« Medical Arbitration Controversy Continues | Main | Utah's Do Not SPAM List »
Arbitration Response
by Mark Fotheringham
In regards to Medical Arbitration, Tom Gregory wrote in a previous article: "The wronged patient pays half of the potentially significant cost of arbitration, whereas many law firms will only charge clients if they win."
However, I do not think this is a valid criticism of medical arbitration. There is nothing in Utah’s Arbitration Law that would prevent a law firm from taking an arbitration case on contingency, just like they do for cases going to trial.
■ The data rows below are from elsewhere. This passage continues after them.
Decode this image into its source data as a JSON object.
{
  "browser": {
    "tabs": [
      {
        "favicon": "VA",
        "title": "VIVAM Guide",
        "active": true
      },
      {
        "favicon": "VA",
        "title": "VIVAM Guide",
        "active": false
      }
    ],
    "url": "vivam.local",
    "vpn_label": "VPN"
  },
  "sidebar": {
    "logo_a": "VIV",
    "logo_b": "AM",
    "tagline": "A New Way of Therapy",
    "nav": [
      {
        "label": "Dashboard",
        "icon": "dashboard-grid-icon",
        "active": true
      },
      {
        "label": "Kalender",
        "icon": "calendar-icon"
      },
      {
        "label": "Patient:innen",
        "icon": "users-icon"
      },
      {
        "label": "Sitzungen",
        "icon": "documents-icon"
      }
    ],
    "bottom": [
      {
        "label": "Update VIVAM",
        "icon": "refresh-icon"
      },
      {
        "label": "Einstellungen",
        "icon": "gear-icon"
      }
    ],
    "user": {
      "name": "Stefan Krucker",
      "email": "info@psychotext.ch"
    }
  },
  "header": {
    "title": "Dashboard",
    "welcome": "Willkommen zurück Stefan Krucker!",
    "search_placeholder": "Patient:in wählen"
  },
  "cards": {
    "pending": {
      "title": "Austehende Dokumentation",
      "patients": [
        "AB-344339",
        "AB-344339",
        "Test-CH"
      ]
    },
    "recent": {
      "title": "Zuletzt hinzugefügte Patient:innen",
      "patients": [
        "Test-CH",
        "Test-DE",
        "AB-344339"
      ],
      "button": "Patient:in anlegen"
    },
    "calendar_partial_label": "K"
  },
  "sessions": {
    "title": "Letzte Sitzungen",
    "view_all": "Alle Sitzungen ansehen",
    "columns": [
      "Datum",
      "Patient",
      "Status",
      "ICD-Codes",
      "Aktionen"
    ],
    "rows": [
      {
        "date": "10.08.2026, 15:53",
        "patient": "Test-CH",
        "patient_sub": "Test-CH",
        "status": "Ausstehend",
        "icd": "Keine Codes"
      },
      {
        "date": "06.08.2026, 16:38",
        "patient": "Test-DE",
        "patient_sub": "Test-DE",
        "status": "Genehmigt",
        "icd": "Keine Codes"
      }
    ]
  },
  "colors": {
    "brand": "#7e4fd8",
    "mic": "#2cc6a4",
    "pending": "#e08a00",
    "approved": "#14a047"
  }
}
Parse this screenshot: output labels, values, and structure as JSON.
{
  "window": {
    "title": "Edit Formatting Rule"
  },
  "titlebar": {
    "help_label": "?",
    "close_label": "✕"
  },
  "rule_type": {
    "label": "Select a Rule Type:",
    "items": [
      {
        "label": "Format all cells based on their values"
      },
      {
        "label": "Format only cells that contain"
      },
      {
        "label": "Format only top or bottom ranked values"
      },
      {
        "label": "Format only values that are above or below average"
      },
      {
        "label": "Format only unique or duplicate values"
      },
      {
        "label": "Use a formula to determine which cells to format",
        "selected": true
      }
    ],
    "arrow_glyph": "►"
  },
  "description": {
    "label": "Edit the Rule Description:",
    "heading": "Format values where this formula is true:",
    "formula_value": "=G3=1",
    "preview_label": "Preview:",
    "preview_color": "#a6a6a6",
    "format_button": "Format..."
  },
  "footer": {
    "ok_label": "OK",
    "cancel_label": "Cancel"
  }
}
In fact, every case that has gone to arbitration so far has included legal representation of the plaintiff on contingency.
The overall costs of arbitration cases have been significantly less than the cases that have gone to court (1/2 to 1/3 the cost for similar cases), according to Utah’s arbitration guru Elliott Williams, JD.
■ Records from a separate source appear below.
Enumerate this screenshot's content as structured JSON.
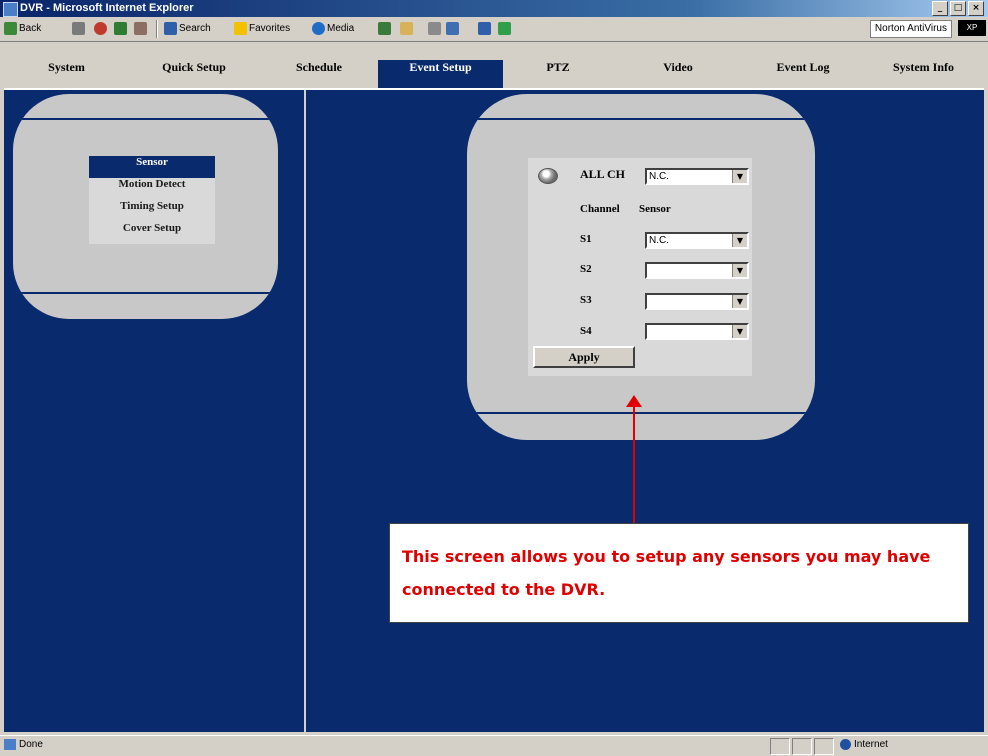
{
  "window": {
    "title": "DVR - Microsoft Internet Explorer",
    "controls": [
      "_",
      "□",
      "×"
    ]
  },
  "toolbar": {
    "back": "Back",
    "search": "Search",
    "favorites": "Favorites",
    "media": "Media",
    "norton": "Norton AntiVirus",
    "brand": "XP"
  },
  "nav": {
    "items": [
      "System",
      "Quick Setup",
      "Schedule",
      "Event Setup",
      "PTZ",
      "Video",
      "Event Log",
      "System Info"
    ],
    "active": "Event Setup"
  },
  "submenu": {
    "items": [
      "Sensor",
      "Motion Detect",
      "Timing Setup",
      "Cover Setup"
    ],
    "active": "Sensor"
  },
  "sensor_form": {
    "all_ch_label": "ALL CH",
    "all_ch_value": "N.C.",
    "header_channel": "Channel",
    "header_sensor": "Sensor",
    "rows": [
      {
        "channel": "S1",
        "value": "N.C."
      },
      {
        "channel": "S2",
        "value": ""
      },
      {
        "channel": "S3",
        "value": ""
      },
      {
        "channel": "S4",
        "value": ""
      }
    ],
    "apply_label": "Apply"
  },
  "callout": {
    "text": "This screen allows you to setup any sensors you may have connected to the DVR."
  },
  "status": {
    "left": "Done",
    "zone": "Internet"
  },
  "colors": {
    "frame_blue": "#0a2a6e",
    "panel_gray": "#c8c8c8",
    "callout_red": "#e00000"
  }
}
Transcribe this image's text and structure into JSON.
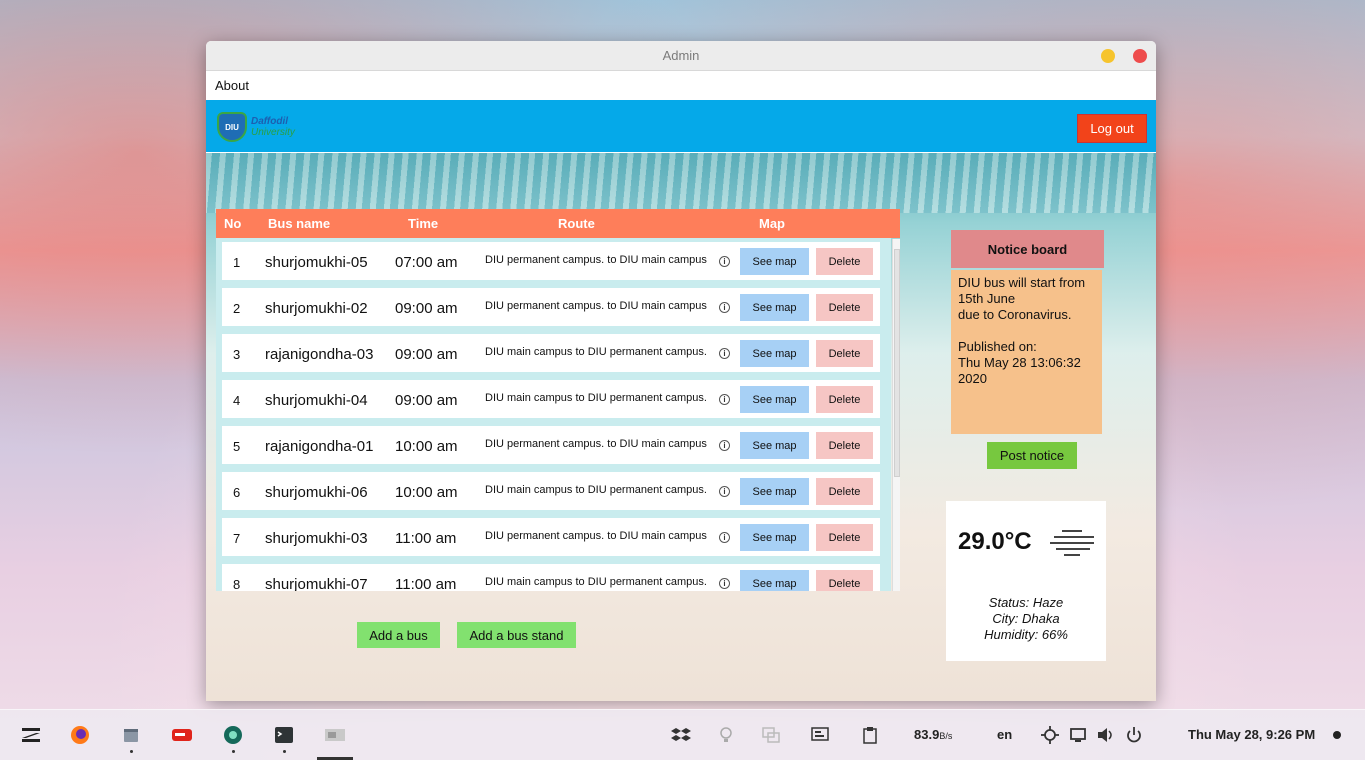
{
  "window": {
    "title": "Admin",
    "menu": [
      "About"
    ],
    "logo": {
      "line1": "Daffodil",
      "line2": "University",
      "badge": "DIU"
    },
    "logout_label": "Log out"
  },
  "table": {
    "headers": {
      "no": "No",
      "name": "Bus name",
      "time": "Time",
      "route": "Route",
      "map": "Map"
    },
    "rows": [
      {
        "no": "1",
        "name": "shurjomukhi-05",
        "time": "07:00 am",
        "route": "DIU permanent campus. to DIU main campus"
      },
      {
        "no": "2",
        "name": "shurjomukhi-02",
        "time": "09:00 am",
        "route": "DIU permanent campus. to DIU main campus"
      },
      {
        "no": "3",
        "name": "rajanigondha-03",
        "time": "09:00 am",
        "route": "DIU main campus to DIU permanent campus."
      },
      {
        "no": "4",
        "name": "shurjomukhi-04",
        "time": "09:00 am",
        "route": "DIU main campus to DIU permanent campus."
      },
      {
        "no": "5",
        "name": "rajanigondha-01",
        "time": "10:00 am",
        "route": "DIU permanent campus. to DIU main campus"
      },
      {
        "no": "6",
        "name": "shurjomukhi-06",
        "time": "10:00 am",
        "route": "DIU main campus to DIU permanent campus."
      },
      {
        "no": "7",
        "name": "shurjomukhi-03",
        "time": "11:00 am",
        "route": "DIU permanent campus. to DIU main campus"
      },
      {
        "no": "8",
        "name": "shurjomukhi-07",
        "time": "11:00 am",
        "route": "DIU main campus to DIU permanent campus."
      }
    ],
    "see_map_label": "See map",
    "delete_label": "Delete",
    "info_glyph": "i"
  },
  "actions": {
    "add_bus": "Add a bus",
    "add_stand": "Add a bus stand"
  },
  "notice": {
    "title": "Notice board",
    "lines": [
      "DIU bus will start from",
      "15th June",
      "due to Coronavirus.",
      "",
      "Published on:",
      "Thu May 28 13:06:32",
      "2020"
    ],
    "post_label": "Post notice"
  },
  "weather": {
    "temp": "29.0°C",
    "icon": "haze-icon",
    "status": "Status: Haze",
    "city": "City: Dhaka",
    "humidity": "Humidity: 66%"
  },
  "taskbar": {
    "apps": [
      "zorin-menu-icon",
      "firefox-icon",
      "files-icon",
      "redshift-icon",
      "app-icon",
      "terminal-icon",
      "window-icon"
    ],
    "net_speed": "83.9",
    "net_unit": "B/s",
    "lang": "en",
    "clock": "Thu May 28,  9:26 PM"
  },
  "colors": {
    "topbar": "#05a9e9",
    "logout": "#f2431a",
    "table_header": "#fe7e5a",
    "see_map": "#a7d0f5",
    "delete": "#f6c6c4",
    "green_button": "#82e16f",
    "notice_head": "#e0898b",
    "notice_body": "#f6c18b"
  }
}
Perhaps this is why only a few of the legal "high rollers" like Jim McConkie, JD, (whose last shot at IHC netted a $9 million jury award) are actively campaigning to gut Utah’s current law, which the Utah Trial Attorneys Association agreed to last year when the six-year trial period was added as an amendment.
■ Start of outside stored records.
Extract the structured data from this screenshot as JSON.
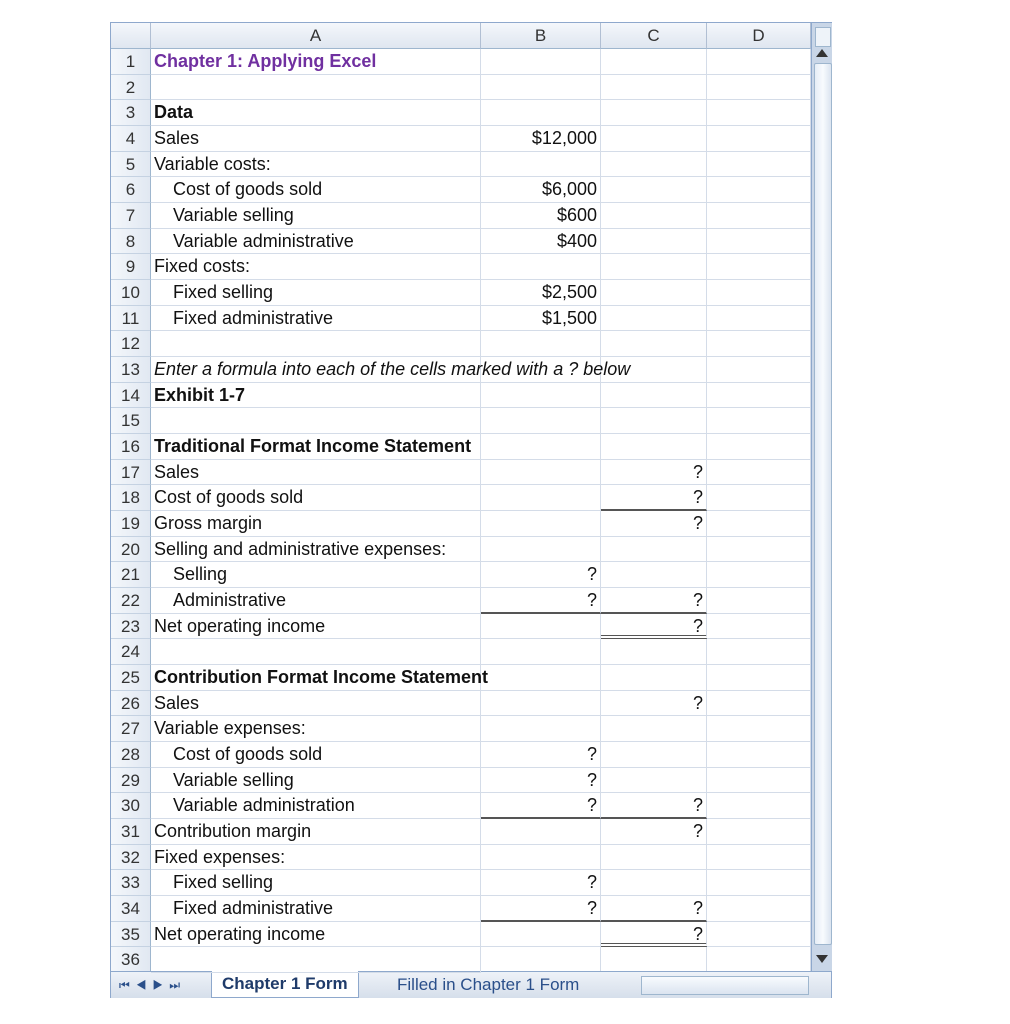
{
  "columns": [
    "A",
    "B",
    "C",
    "D"
  ],
  "rows": [
    {
      "a": "Chapter 1: Applying Excel"
    },
    {},
    {
      "a": "Data"
    },
    {
      "a": "Sales",
      "b": "$12,000"
    },
    {
      "a": "Variable costs:"
    },
    {
      "a": "Cost of goods sold",
      "b": "$6,000"
    },
    {
      "a": "Variable selling",
      "b": "$600"
    },
    {
      "a": "Variable administrative",
      "b": "$400"
    },
    {
      "a": "Fixed costs:"
    },
    {
      "a": "Fixed selling",
      "b": "$2,500"
    },
    {
      "a": "Fixed administrative",
      "b": "$1,500"
    },
    {},
    {
      "a": "Enter a formula into each of the cells marked with a ? below"
    },
    {
      "a": "Exhibit 1-7"
    },
    {},
    {
      "a": "Traditional Format Income Statement"
    },
    {
      "a": "Sales",
      "c": "?"
    },
    {
      "a": "Cost of goods sold",
      "c": "?"
    },
    {
      "a": "Gross margin",
      "c": "?"
    },
    {
      "a": "Selling and administrative expenses:"
    },
    {
      "a": "Selling",
      "b": "?"
    },
    {
      "a": "Administrative",
      "b": "?",
      "c": "?"
    },
    {
      "a": "Net operating income",
      "c": "?"
    },
    {},
    {
      "a": "Contribution Format Income Statement"
    },
    {
      "a": "Sales",
      "c": "?"
    },
    {
      "a": "Variable expenses:"
    },
    {
      "a": "Cost of goods sold",
      "b": "?"
    },
    {
      "a": "Variable selling",
      "b": "?"
    },
    {
      "a": "Variable administration",
      "b": "?",
      "c": "?"
    },
    {
      "a": "Contribution margin",
      "c": "?"
    },
    {
      "a": "Fixed expenses:"
    },
    {
      "a": "Fixed selling",
      "b": "?"
    },
    {
      "a": "Fixed administrative",
      "b": "?",
      "c": "?"
    },
    {
      "a": "Net operating income",
      "c": "?"
    },
    {}
  ],
  "sheet_tabs": [
    {
      "label": "Chapter 1 Form",
      "active": true
    },
    {
      "label": "Filled in Chapter 1 Form",
      "active": false
    }
  ],
  "colors": {
    "title": "#7030a0",
    "header_bg": "#dfe6f0",
    "scrollbar": "#c9d6e7"
  }
}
I agree that IHC’s specific agreement is too one-sided and needs to be changed. But this is a job for the market, not the legislature. If enough people are upset about the specifics of IHC’s agreement, IHC will change it in order to keep their business coming in. As Utah legislator Ed Mayne noted in the newspaper recently, IHC has come to the table and is making revisions to its agreement based on the public outcry. I think we should let that process play out and see what comes of it before crawling to the legislature for restrictions that will apply to all who use arbitration.
By the way, I noticed that Parley Hellewell’s bill (SB 117) has a serious Constitutional Note added to it by the Office of Legislative Research. So, even if it should pass (doubtful), it could easily be struck down for violating the Federal Arbitration Act.
As much as people like to think otherwise, health care is not yet a civil right. If healthcare should ever become a right, then the government will have the responsibility of providing it equally to all citizens. Until that time, however, physicians should maintain the right to choose the conditions under which they are willing provide their services, just like any other private business. The right to contract is just as valid as the right to a jury trial, even more so if you understand that the Seventh Amendment to the U.S. Constitution has never been incorporated to apply to the states. Utah’s constitution says that a citizen may demand a jury trial in civil cases. But if they do, we maintain that physicians should have the right to respond by saying, "If you demand the right to drag me though the hell of litigation to resolve a dispute, then perhaps you are too big a risk for me to take on as a patient."
[Editor’s Note: Mark Fotheringham is the Director of Communications for the Utah Medical Association. However, the views expressed are his own.]